Raul Albiol non dimentica il Napoli
Raul Albiol, ex difensore del Napoli, ha rilasciato un’intervista a Radio Kiss Kiss.
Albiol: “Sei anni a Napoli sono stati meravigliosi, sono stato benissimo in città con la mia famiglia, i ricordi sono molto belli. L’arrivo di De Bruyne in azzurro è un messaggio: il Napoli può concorrere con tutti, con gli acquisti che ha fatto non solo in Italia ma anche in Europa. Juanlu Sanchez è un buon giocatore, ha una condizione fisica eccezionale, è un passo avanti il Napoli per lui. Il Napoli sta prendendo grandi giocatori. Gutierrez ha un piede molto buono, in attacco lo fa molto bene, due anni fa ha disputato una stagione molto buona con il Girona portandolo in Champions. Sono due terzini molto bravi, è buono per il Napoli se arrivano.

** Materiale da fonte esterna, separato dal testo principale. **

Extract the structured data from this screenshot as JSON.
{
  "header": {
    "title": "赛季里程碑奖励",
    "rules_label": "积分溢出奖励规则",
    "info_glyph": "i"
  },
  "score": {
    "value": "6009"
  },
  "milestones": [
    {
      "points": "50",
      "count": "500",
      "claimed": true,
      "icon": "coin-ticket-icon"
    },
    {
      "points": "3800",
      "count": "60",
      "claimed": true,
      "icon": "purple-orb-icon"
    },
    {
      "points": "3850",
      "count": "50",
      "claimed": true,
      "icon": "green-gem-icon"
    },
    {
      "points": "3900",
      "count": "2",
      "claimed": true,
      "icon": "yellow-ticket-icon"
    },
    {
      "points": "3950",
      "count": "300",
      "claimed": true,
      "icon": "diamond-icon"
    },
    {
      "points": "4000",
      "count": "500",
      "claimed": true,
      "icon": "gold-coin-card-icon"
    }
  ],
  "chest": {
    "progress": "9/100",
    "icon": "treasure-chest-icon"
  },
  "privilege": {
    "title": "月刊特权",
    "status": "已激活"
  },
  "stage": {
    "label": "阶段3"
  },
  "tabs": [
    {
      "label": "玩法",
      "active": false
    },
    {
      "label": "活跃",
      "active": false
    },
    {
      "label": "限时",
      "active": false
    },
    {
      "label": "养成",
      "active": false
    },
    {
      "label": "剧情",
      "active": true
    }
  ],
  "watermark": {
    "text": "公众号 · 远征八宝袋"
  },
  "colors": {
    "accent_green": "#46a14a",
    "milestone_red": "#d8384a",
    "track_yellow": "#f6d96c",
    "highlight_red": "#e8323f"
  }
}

Mi fa piacere che il Napoli ha vinto gli scudetti. Napoli mi ha dato tanto amore, sono un napoletano in più. Mi spiace non aver vinto lo scudetto con Sarri però con quel gioco abbiamo fatto gioire tanta gente. Alla fine non vincemmo, ma quella squadra ha fatto divertire tanto e dentro al campo abbiamo fatto benissimo. Adesso siamo felici anche noi di quel Napoli.
Napoli è stata una delle tappe più importanti della mia vita, qui ho trovato una famiglia. Rafa Marin è un giocatore di qualità e fisico, a Napoli ha trovato poco spazio, aveva anche solo una competizione. Credo che qui a Villareal farà molto bene”.
Raul Albiol: chi è stato l’ex difensore del Napoli
Raúl Albiol è stato uno dei difensori più affidabili e sottovalutati del calcio europeo degli ultimi vent’anni. Nato l’8 settembre 1985 a Villamarxant, in Spagna, Albiol ha costruito una carriera solida e longeva, distinguendosi per la sua intelligenza tattica, la leadership silenziosa e un’eleganza naturale nei movimenti, qualità che lo hanno reso un punto di riferimento in ogni squadra in cui ha militato.
Cresciuto calcisticamente nel vivaio del Valencia, ha esordito tra i professionisti giovanissimo, per poi vestire maglie importanti come quella del Real Madrid, del Napoli e del Villarreal. Con il club partenopeo, in particolare, Albiol ha vissuto un lungo e significativo capitolo della sua carriera: arrivato nel 2013, è rimasto a Napoli per sei stagioni, diventandone uno dei leader difensivi e contribuendo in modo decisivo alla crescita della squadra a livello nazionale e internazionale.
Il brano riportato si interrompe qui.